Source: Patrick Moore's Armchair Astronomy.
The Homestake Mine is possibly the most unusual astronomical
observatory. It houses a
neutrino telescope a mile underground, and has never seen a ray of
sunlight or starlight.
Source: Patrick Moore's Armchair Astronomy
The astronomer Tycho had an extremely well appointed
observatory. The castle contained
its own paper mill, a private jail, flush toilets and an intercom
system - not bad for the
16th century.
Source: Coming of age in the Milky Way, Tim Ferris.

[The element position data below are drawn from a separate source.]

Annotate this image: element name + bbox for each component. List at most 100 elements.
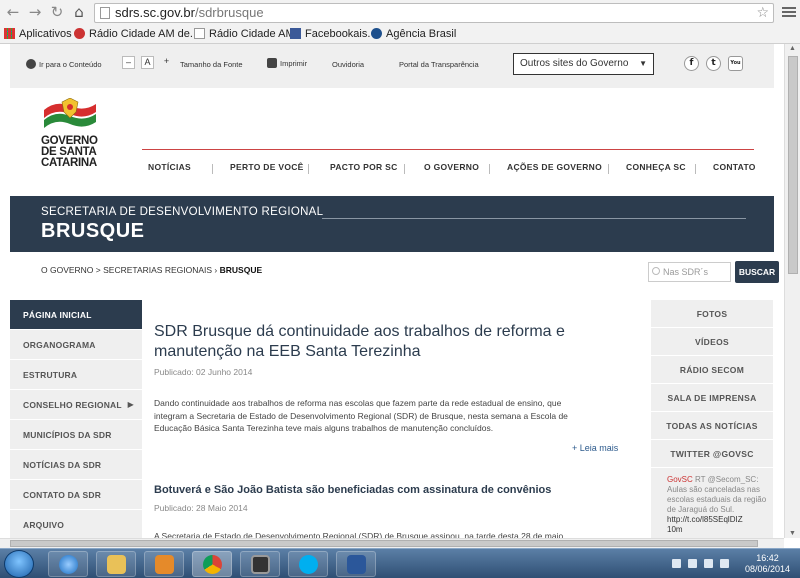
facebook-icon[interactable]: f (684, 56, 699, 71)
browser-menu-icon[interactable] (782, 5, 796, 19)
window-icon (251, 555, 270, 574)
other-sites-select[interactable]: Outros sites do Governo ▼ (513, 53, 654, 75)
tweet-user[interactable]: GovSC (667, 475, 693, 484)
nav-separator (489, 164, 490, 174)
bookmark-facebook[interactable]: Facebookais. (290, 25, 370, 43)
twitter-icon[interactable]: t (706, 56, 721, 71)
sidebar-item-sala-de-imprensa[interactable]: SALA DE IMPRENSA (651, 384, 773, 412)
print-link[interactable]: Imprimir (267, 58, 307, 68)
header-divider (142, 149, 754, 150)
home-icon[interactable]: ⌂ (70, 3, 88, 21)
transparency-portal-link[interactable]: Portal da Transparência (399, 60, 479, 69)
nav-pacto-por-sc[interactable]: PACTO POR SC (330, 162, 398, 172)
facebook-icon (290, 28, 301, 39)
taskbar-skype[interactable] (288, 551, 328, 577)
taskbar-media-player[interactable] (144, 551, 184, 577)
scroll-up-icon[interactable]: ▲ (789, 45, 796, 52)
font-size-label: Tamanho da Fonte (180, 60, 243, 69)
taskbar-chrome[interactable] (192, 551, 232, 577)
bookmark-radio-cidade-1[interactable]: Rádio Cidade AM de... (74, 25, 199, 43)
page-icon (100, 7, 110, 19)
logo-wordmark[interactable]: GOVERNO DE SANTA CATARINA (41, 135, 98, 169)
tray-battery-icon[interactable] (704, 559, 713, 568)
taskbar-explorer[interactable] (96, 551, 136, 577)
nav-separator (404, 164, 405, 174)
search-button[interactable]: BUSCAR (735, 261, 779, 283)
sidebar-item-arquivo[interactable]: ARQUIVO (10, 510, 142, 540)
tray-volume-icon[interactable] (720, 559, 729, 568)
article-title[interactable]: SDR Brusque dá continuidade aos trabalho… (154, 322, 634, 362)
bookmark-apps[interactable]: Aplicativos (4, 25, 72, 43)
tray-network-icon[interactable] (688, 559, 697, 568)
font-increase-button[interactable]: + (160, 56, 173, 69)
main-content: SDR Brusque dá continuidade aos trabalho… (142, 300, 651, 540)
start-button[interactable] (4, 550, 34, 578)
tweet-link[interactable]: http://t.co/l85SEqlDIZ (667, 515, 771, 525)
article-date: Publicado: 02 Junho 2014 (154, 367, 253, 377)
ombudsman-link[interactable]: Ouvidoria (332, 60, 364, 69)
bookmark-agencia-brasil[interactable]: Agência Brasil (371, 25, 456, 43)
font-normal-button[interactable]: A (141, 56, 154, 69)
radio-favicon-icon (74, 28, 85, 39)
horizontal-scrollbar[interactable] (0, 538, 784, 548)
media-player-icon (155, 555, 174, 574)
agencia-brasil-icon (371, 28, 382, 39)
taskbar-app[interactable] (240, 551, 280, 577)
nav-conheca-sc[interactable]: CONHEÇA SC (626, 162, 686, 172)
breadcrumb-current: BRUSQUE (219, 265, 263, 275)
tray-flag-icon[interactable] (672, 559, 681, 568)
sidebar-item-organograma[interactable]: ORGANOGRAMA (10, 330, 142, 360)
twitter-section-title[interactable]: TWITTER @GOVSC (651, 440, 773, 468)
sidebar-item-radio-secom[interactable]: RÁDIO SECOM (651, 356, 773, 384)
reload-icon[interactable]: ↻ (48, 3, 66, 21)
nav-contato[interactable]: CONTATO (713, 162, 756, 172)
scroll-thumb[interactable] (788, 56, 798, 274)
sidebar-item-estrutura[interactable]: ESTRUTURA (10, 360, 142, 390)
santa-catarina-flag-logo[interactable] (42, 98, 98, 136)
nav-noticias[interactable]: NOTÍCIAS (148, 162, 191, 172)
youtube-icon[interactable]: You (728, 56, 743, 71)
back-arrow-icon[interactable]: ← (4, 3, 22, 21)
nav-o-governo[interactable]: O GOVERNO (424, 162, 479, 172)
secretariat-banner: SECRETARIA DE DESENVOLVIMENTO REGIONAL B… (10, 196, 774, 252)
banner-subtitle: SECRETARIA DE DESENVOLVIMENTO REGIONAL (41, 206, 324, 218)
sidebar-item-videos[interactable]: VÍDEOS (651, 328, 773, 356)
dropdown-arrow-icon: ▼ (639, 59, 647, 68)
vertical-scrollbar[interactable]: ▲ ▼ (784, 44, 800, 538)
read-more-link[interactable]: + Leia mais (572, 443, 618, 453)
sidebar-item-pagina-inicial[interactable]: PÁGINA INICIAL (10, 300, 142, 330)
sidebar-item-conselho-regional[interactable]: CONSELHO REGIONAL ▶ (10, 390, 142, 420)
scroll-thumb[interactable] (10, 540, 758, 547)
tweet-age: 10m (667, 525, 683, 534)
nav-acoes-de-governo[interactable]: AÇÕES DE GOVERNO (507, 162, 602, 172)
clock[interactable]: 16:42 08/06/2014 (745, 553, 790, 575)
plus-circle-icon (26, 59, 36, 69)
bookmark-radio-cidade-2[interactable]: Rádio Cidade AM (194, 25, 295, 43)
search-input[interactable]: Nas SDR´s (648, 262, 731, 282)
sidebar-item-municipios[interactable]: MUNICÍPIOS DA SDR (10, 420, 142, 450)
taskbar-word[interactable] (336, 551, 376, 577)
right-sidebar: FOTOS VÍDEOS RÁDIO SECOM SALA DE IMPRENS… (651, 300, 773, 540)
scroll-down-icon[interactable]: ▼ (789, 530, 796, 537)
main-navigation: NOTÍCIAS PERTO DE VOCÊ PACTO POR SC O GO… (142, 162, 756, 176)
breadcrumb-path[interactable]: O GOVERNO > SECRETARIAS REGIONAIS › (41, 265, 217, 275)
site-header: GOVERNO DE SANTA CATARINA NOTÍCIAS PERTO… (10, 88, 774, 196)
font-decrease-button[interactable]: – (122, 56, 135, 69)
url-host: sdrs.sc.gov.br (115, 5, 195, 20)
sidebar-item-fotos[interactable]: FOTOS (651, 300, 773, 328)
sidebar-item-noticias[interactable]: NOTÍCIAS DA SDR (10, 450, 142, 480)
url-path: /sdrbrusque (194, 5, 264, 20)
tweet: GovSC RT @Secom_SC: Aulas são canceladas… (667, 475, 771, 535)
breadcrumb: O GOVERNO > SECRETARIAS REGIONAIS › BRUS… (41, 265, 262, 275)
tweet-mention[interactable]: @Secom_SC (708, 475, 757, 484)
bookmark-star-icon[interactable]: ☆ (756, 4, 769, 22)
nav-perto-de-voce[interactable]: PERTO DE VOCÊ (230, 162, 304, 172)
address-bar[interactable]: sdrs.sc.gov.br/sdrbrusque ☆ (94, 3, 774, 23)
skip-to-content-link[interactable]: Ir para o Conteúdo (26, 59, 102, 69)
forward-arrow-icon[interactable]: → (26, 3, 44, 21)
article-title[interactable]: Botuverá e São João Batista são benefici… (154, 484, 551, 496)
taskbar-internet-explorer[interactable] (48, 551, 88, 577)
sidebar-item-contato[interactable]: CONTATO DA SDR (10, 480, 142, 510)
chevron-right-icon: ▶ (127, 400, 134, 409)
sidebar-item-todas-as-noticias[interactable]: TODAS AS NOTÍCIAS (651, 412, 773, 440)
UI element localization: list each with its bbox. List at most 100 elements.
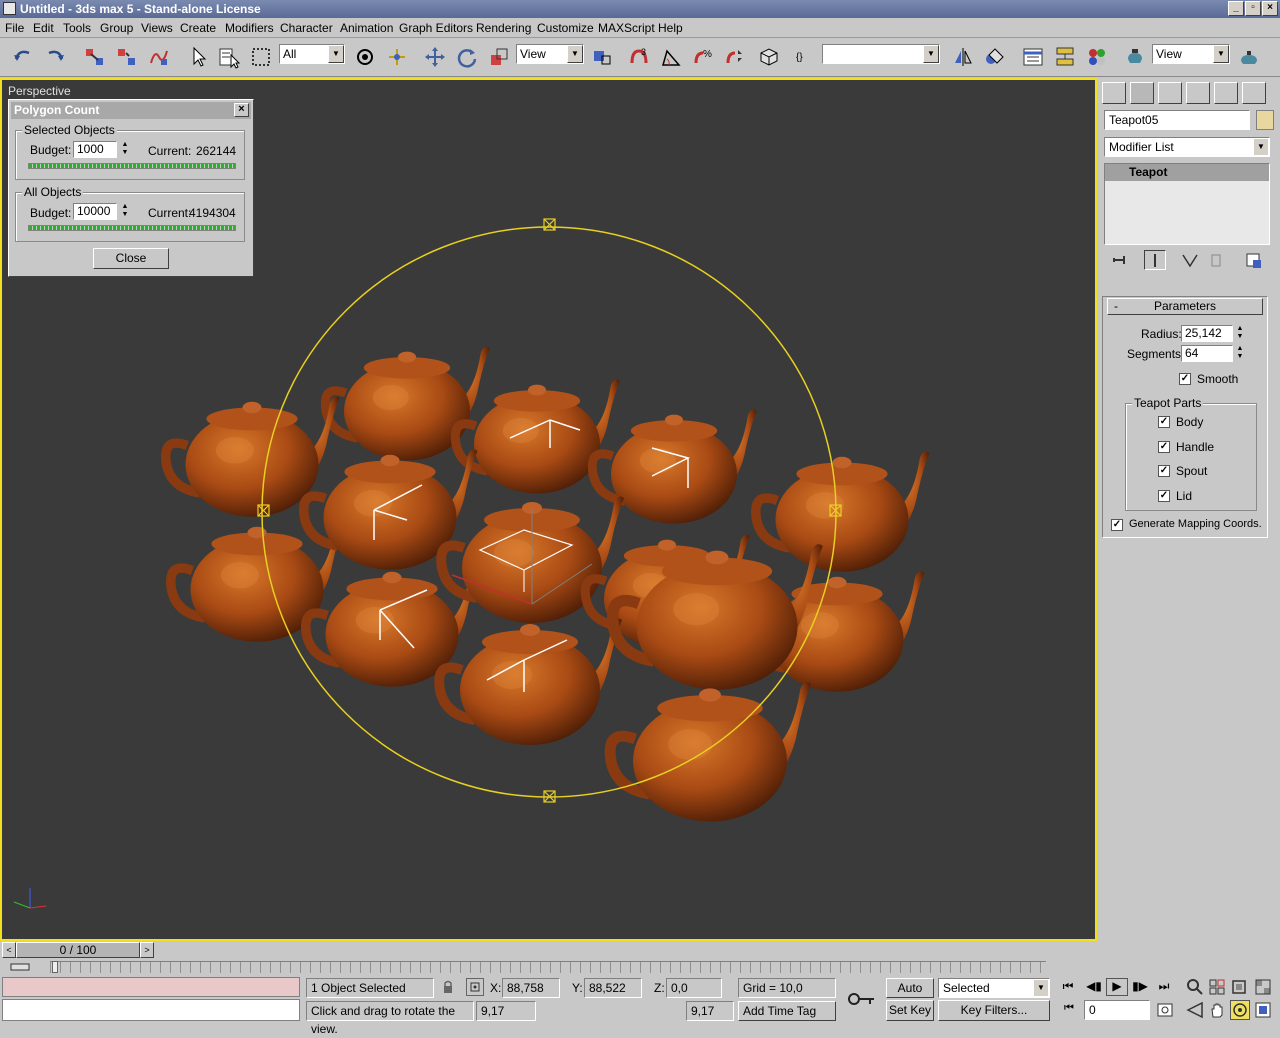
smooth-checkbox[interactable]: ✓ xyxy=(1179,373,1191,385)
absolute-mode-icon[interactable] xyxy=(466,978,484,996)
select-and-link-icon[interactable] xyxy=(82,44,108,70)
maximize-viewport-icon[interactable] xyxy=(1254,1001,1272,1019)
menu-group[interactable]: Group xyxy=(100,21,133,35)
add-time-tag-button[interactable]: Add Time Tag xyxy=(738,1001,836,1021)
key-filters-button[interactable]: Key Filters... xyxy=(938,1000,1050,1021)
select-object-icon[interactable] xyxy=(186,44,212,70)
hierarchy-tab-icon[interactable] xyxy=(1158,82,1182,104)
spinner-snap-icon[interactable] xyxy=(722,44,748,70)
select-by-name-icon[interactable] xyxy=(216,44,242,70)
spinner-down-icon[interactable]: ▼ xyxy=(120,211,130,219)
close-window-button[interactable]: × xyxy=(1262,1,1278,16)
spinner-up-icon[interactable]: ▲ xyxy=(1235,345,1245,353)
segments-input[interactable]: 64 xyxy=(1181,345,1233,362)
crossing-selection-icon[interactable] xyxy=(384,44,410,70)
body-checkbox[interactable]: ✓ xyxy=(1158,416,1170,428)
material-editor-icon[interactable] xyxy=(1084,44,1110,70)
minimize-button[interactable]: _ xyxy=(1228,1,1244,16)
field-of-view-icon[interactable] xyxy=(1186,1001,1204,1019)
menu-create[interactable]: Create xyxy=(180,21,216,35)
rotate-icon[interactable] xyxy=(454,44,480,70)
radius-spinner[interactable]: ▲ ▼ xyxy=(1235,325,1245,342)
spout-checkbox[interactable]: ✓ xyxy=(1158,465,1170,477)
menu-views[interactable]: Views xyxy=(141,21,173,35)
redo-icon[interactable] xyxy=(42,44,68,70)
key-icon[interactable] xyxy=(846,989,876,1009)
handle-checkbox[interactable]: ✓ xyxy=(1158,441,1170,453)
close-button[interactable]: Close xyxy=(93,248,169,269)
align-icon[interactable] xyxy=(982,44,1008,70)
menu-graph-editors[interactable]: Graph Editors xyxy=(399,21,473,35)
set-key-button[interactable]: Set Key xyxy=(886,1000,934,1021)
menu-tools[interactable]: Tools xyxy=(63,21,91,35)
menu-character[interactable]: Character xyxy=(280,21,333,35)
spinner-down-icon[interactable]: ▼ xyxy=(120,149,130,157)
teapot-object[interactable] xyxy=(610,682,811,821)
track-view-icon[interactable] xyxy=(1020,44,1046,70)
parameters-rollout-header[interactable]: - Parameters xyxy=(1107,298,1263,315)
motion-tab-icon[interactable] xyxy=(1186,82,1210,104)
angle-snap-icon[interactable] xyxy=(658,44,684,70)
render-type-dropdown[interactable]: View ▼ xyxy=(1152,44,1230,64)
bind-to-space-warp-icon[interactable] xyxy=(146,44,172,70)
selection-filter-dropdown[interactable]: All ▼ xyxy=(279,44,345,64)
maxscript-listener-white[interactable] xyxy=(2,999,300,1021)
close-icon[interactable]: × xyxy=(234,103,249,117)
snap-toggle-icon[interactable]: 3 xyxy=(626,44,652,70)
open-mini-curve-editor-icon[interactable] xyxy=(10,961,32,973)
move-icon[interactable] xyxy=(422,44,448,70)
time-slider[interactable]: 0 / 100 xyxy=(16,942,140,958)
display-tab-icon[interactable] xyxy=(1214,82,1238,104)
modifier-list-dropdown[interactable]: Modifier List ▼ xyxy=(1104,137,1270,157)
restore-button[interactable]: ▫ xyxy=(1245,1,1261,16)
object-color-swatch[interactable] xyxy=(1256,110,1274,130)
utilities-tab-icon[interactable] xyxy=(1242,82,1266,104)
current-frame-field[interactable]: 0 xyxy=(1084,1000,1150,1020)
stack-item-teapot[interactable]: Teapot xyxy=(1105,164,1269,181)
track-bar[interactable] xyxy=(0,959,1280,975)
radius-input[interactable]: 25,142 xyxy=(1181,325,1233,342)
generate-mapping-checkbox[interactable]: ✓ xyxy=(1111,519,1123,531)
time-configuration-icon[interactable] xyxy=(1156,1002,1176,1018)
go-to-end-icon[interactable]: ⏭ xyxy=(1154,979,1174,995)
spinner-up-icon[interactable]: ▲ xyxy=(1235,325,1245,333)
menu-help[interactable]: Help xyxy=(658,21,683,35)
pivot-point-icon[interactable] xyxy=(590,44,616,70)
selected-budget-spinner[interactable]: ▲ ▼ xyxy=(120,141,130,158)
show-end-result-icon[interactable] xyxy=(1144,250,1166,270)
dialog-title-bar[interactable]: Polygon Count × xyxy=(11,102,251,119)
scale-icon[interactable] xyxy=(486,44,512,70)
menu-rendering[interactable]: Rendering xyxy=(476,21,531,35)
menu-animation[interactable]: Animation xyxy=(340,21,393,35)
make-unique-icon[interactable] xyxy=(1180,251,1200,269)
all-budget-spinner[interactable]: ▲ ▼ xyxy=(120,203,130,220)
named-selection-dropdown[interactable]: ▼ xyxy=(822,44,940,64)
spinner-up-icon[interactable]: ▲ xyxy=(120,203,130,211)
menu-edit[interactable]: Edit xyxy=(33,21,54,35)
modify-tab-icon[interactable] xyxy=(1130,82,1154,104)
mirror-icon[interactable] xyxy=(950,44,976,70)
object-name-input[interactable]: Teapot05 xyxy=(1104,110,1250,130)
maxscript-listener-pink[interactable] xyxy=(2,977,300,997)
x-coord-field[interactable]: 88,758 xyxy=(502,978,560,998)
segments-spinner[interactable]: ▲ ▼ xyxy=(1235,345,1245,362)
menu-file[interactable]: File xyxy=(5,21,24,35)
unlink-selection-icon[interactable] xyxy=(114,44,140,70)
undo-icon[interactable] xyxy=(10,44,36,70)
pin-stack-icon[interactable] xyxy=(1110,251,1130,269)
auto-key-button[interactable]: Auto Key xyxy=(886,978,934,1013)
remove-modifier-icon[interactable] xyxy=(1206,251,1226,269)
create-tab-icon[interactable] xyxy=(1102,82,1126,104)
go-to-start-icon[interactable]: ⏮ xyxy=(1058,979,1078,995)
zoom-all-icon[interactable] xyxy=(1208,978,1226,996)
spinner-down-icon[interactable]: ▼ xyxy=(1235,353,1245,361)
z-coord-field[interactable]: 0,0 xyxy=(666,978,722,998)
zoom-extents-icon[interactable] xyxy=(1230,978,1248,996)
previous-frame-icon[interactable]: ◀▮ xyxy=(1084,979,1104,995)
quick-render-icon[interactable] xyxy=(1236,44,1262,70)
render-scene-icon[interactable] xyxy=(1122,44,1148,70)
key-mode-toggle-icon[interactable]: ⏮ xyxy=(1060,1002,1078,1018)
teapot-object[interactable] xyxy=(756,451,930,571)
teapot-object[interactable] xyxy=(325,347,490,461)
next-frame-icon[interactable]: ▮▶ xyxy=(1130,979,1150,995)
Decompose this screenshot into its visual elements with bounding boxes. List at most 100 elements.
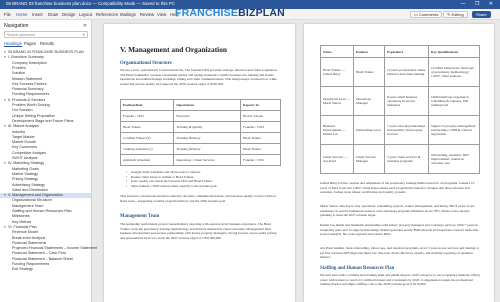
menu-home[interactable]: Home [16, 12, 27, 17]
search-icon[interactable]: ⌕ [82, 32, 85, 37]
outline-item[interactable]: Problem Worth Solving [8, 103, 50, 108]
table-cell: Operations / Client Services [173, 154, 242, 166]
outline-item[interactable]: Competitive Analysis [8, 151, 46, 156]
outline-item[interactable]: Financial Statement – Cash Flow [8, 251, 66, 256]
outline-item-label: Market Growth [12, 140, 37, 145]
outline-item[interactable]: Target Market [8, 135, 35, 140]
menu-insert[interactable]: Insert [32, 12, 43, 17]
table-cell: Board / Owner [240, 110, 281, 122]
outline-item[interactable]: Mission Statement [8, 77, 42, 82]
outline-item[interactable]: Solution [8, 71, 25, 76]
table-cell: Certified behaviorist; developer of prop… [428, 57, 480, 87]
table-cell: 10 years professional canine behavior an… [384, 57, 429, 87]
table-header: Name [320, 45, 354, 58]
outline-item[interactable]: Funding Requirements [8, 92, 49, 97]
outline-item[interactable]: Market Growth [8, 140, 36, 145]
outline-item-label: Key Metrics [12, 219, 32, 224]
outline-item[interactable]: Marketing Goals [8, 167, 39, 172]
section-heading: V. Management and Organization [120, 45, 228, 54]
outline-item[interactable]: Company Description [8, 61, 47, 66]
menu-view[interactable]: View [157, 12, 166, 17]
outline-item-label: Sales and Distribution [12, 187, 48, 192]
editing-button[interactable]: ✎ Editing [443, 11, 468, 18]
outline-item[interactable]: Sales and Distribution [8, 188, 48, 193]
outline-item[interactable]: Development Stage and Future Plans [8, 119, 74, 124]
bullet-list: Assigns daily schedules and client notes… [126, 170, 281, 188]
menu-references[interactable]: References [96, 12, 118, 17]
outline-item-label: Problem Worth Solving [12, 103, 50, 107]
outline-item[interactable]: Market Strategy [8, 172, 38, 177]
share-button[interactable]: Share [472, 11, 491, 18]
menu-layout[interactable]: Layout [79, 12, 92, 17]
outline-item[interactable]: Revenue Model [8, 230, 38, 235]
outline-item-label: Financial Statement – Cash Flow [12, 251, 67, 256]
outline-item[interactable]: Unique Selling Proposition [8, 114, 55, 119]
outline-item[interactable]: Advertising Strategy [8, 183, 45, 188]
outline-item[interactable]: Key Success Factors [8, 82, 47, 87]
comments-button[interactable]: ▭ Comments [410, 11, 443, 18]
outline-item[interactable]: Organizational Structure [8, 198, 52, 203]
outline-item-label: Pricing Strategy [12, 177, 39, 182]
outline-item[interactable]: Problem [8, 66, 26, 71]
window-controls[interactable]: — ❐ ✕ [461, 1, 497, 7]
table-header: Key Qualifications [428, 45, 480, 58]
table-cell: Operations Manager [353, 86, 385, 116]
outline-item-label: Key Success Factors [12, 81, 47, 86]
menu-draw[interactable]: Draw [48, 12, 58, 17]
outline-item[interactable]: ▾ IV. Marketing Strategy [4, 161, 44, 166]
outline-item[interactable]: Financial Summary [8, 87, 44, 92]
outline-item[interactable]: SWOT Analysis [8, 156, 38, 161]
table-cell: 8 years small business operations in ser… [384, 86, 429, 116]
brand-logo: FRANCHISEBIZPLAN [175, 7, 285, 19]
table-cell: Training Delivery [173, 132, 242, 144]
outline-item[interactable]: Milestones [8, 214, 30, 219]
outline-item[interactable]: Staffing and Human Resources Plan [8, 209, 72, 214]
menu-design[interactable]: Design [62, 12, 75, 17]
menu-file[interactable]: File [4, 12, 11, 17]
outline-item-label: Target Market [12, 134, 35, 139]
outline-item[interactable]: ▾ III. Market Analysis [4, 124, 39, 129]
outline-item[interactable]: Financial Statements [8, 241, 46, 246]
table-cell: Head Trainer [240, 132, 281, 144]
navigation-pane: Navigation ✕ Search document ⌕ Headings … [0, 20, 97, 302]
outline-item-label: Break-even Analysis [12, 235, 46, 240]
outline-item[interactable]: ▾ II. Products & Services [4, 98, 45, 103]
outline-item[interactable]: Break-even Analysis [8, 236, 45, 241]
menu-review[interactable]: Review [140, 12, 154, 17]
tab-results[interactable]: Results [40, 41, 54, 46]
table-cell: Training Delivery [173, 143, 242, 155]
tab-headings[interactable]: Headings [4, 41, 22, 47]
search-input[interactable]: Search document ⌕ [4, 31, 88, 38]
outline-item-label: Revenue Model [12, 230, 38, 235]
outline-item-label: III. Market Analysis [8, 124, 39, 129]
staffing-paragraph: We start lean with a certified lead trai… [320, 273, 480, 287]
outline-item[interactable]: Industry [8, 130, 25, 135]
outline-item[interactable]: Key Metrics [8, 220, 31, 225]
table-cell: Business Development — Daniel Lee [320, 115, 354, 145]
bio-joshua: Joshua Riley led the creation and refine… [320, 181, 475, 195]
outline-item[interactable]: ▾ I. Executive Summary [4, 55, 44, 60]
table-header: Department [173, 99, 242, 111]
table-cell: Training & Quality [173, 121, 242, 133]
outline-item[interactable]: Projected Financial Statements – Income … [8, 246, 97, 251]
table-cell: Partnerships Lead [353, 115, 385, 145]
tab-pages[interactable]: Pages [24, 41, 36, 46]
outline-item[interactable]: Pricing Strategy [8, 177, 38, 182]
outline-item[interactable]: Our Solution [8, 108, 33, 113]
outline-item[interactable]: ▾ V. Management and Organization [0, 193, 91, 199]
outline-item[interactable]: ▾ VI. Financial Plan [4, 225, 37, 230]
outline-item[interactable]: Exit Strategy [8, 267, 33, 272]
table-cell: Head Trainer — Joshua Riley [320, 57, 354, 87]
outline-item[interactable]: Key Customers [8, 145, 37, 150]
outline-item[interactable]: Funding Requirements [8, 262, 49, 267]
close-icon[interactable]: ✕ [83, 23, 87, 29]
outline-item-label: Solution [12, 71, 26, 76]
table-header: Position [353, 45, 385, 58]
outline-item-label: Our Solution [12, 108, 33, 113]
team-table: Name Position Experience Key Qualificati… [320, 45, 480, 174]
outline-item-label: Market Strategy [12, 171, 39, 176]
outline-item[interactable]: Management Team [8, 204, 44, 209]
menu-mailings[interactable]: Mailings [120, 12, 136, 17]
outline-item[interactable]: ▾ 05 BRAND 03 FRANCHISE BUSINESS PLAN [4, 50, 84, 55]
outline-item[interactable]: Financial Statement – Balance Sheet [8, 257, 73, 262]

Tycho had a metal alloy nose. The original one was cut off in
a duel when he was a
youth.
Source: Coming of age in the Milky Way, Tim Ferris.
Tycho died on Oct 24 1601, when his bladder burst from
drinking too much beer at a
royal dinner party..
Source: Coming of age in the Milky Way, Tim Ferris.
Sir John Herschell was convinced that the star Alphard (Alpha
Hydrae) was distinctly
variable. It isn't.
Source: Patrick Moore's Armchair Astronomy
Fritz Zwicky had many unusual ideas - including a proposal to
shoot artillery bursts
over Mount Palomar to make the air more transparent.
Source: Lonely hearts of the Cosmos, Dennis Overbye.
He also ordered the Palomar night assistant to shoot hole in
the dome of the Palomar
200 inch, to improve air circulation.
Source: First Light, Richard Preston.
Zwicky did not get on with the night assistants - hardly
surprising in the light of the
last two items. He described them as 'spherical bastards' because (he
said), 'they are
bastards every way I look at them'.
Source: First Light, Richard Preston.
Zwicky at one point put an explosive charge on the nose of an
Aerobee rocket, which was
triggered at the height of the trajectory. He therefore claimed to be
the first person to
send an artefact (albeit a scrap of shrapnel) to escape velocity.
Source: First Light, Richard Preston.
It would be appreciated if anyone could throw any light on the following suggestion, true or false:
An astronomer mistook a background star in the Mizar/Alcor field for a planet, and named it after King George. An early astronomer royal hung a model of Saturn from a nearby tree, so the King would not be disappointed if the weather was cloudy.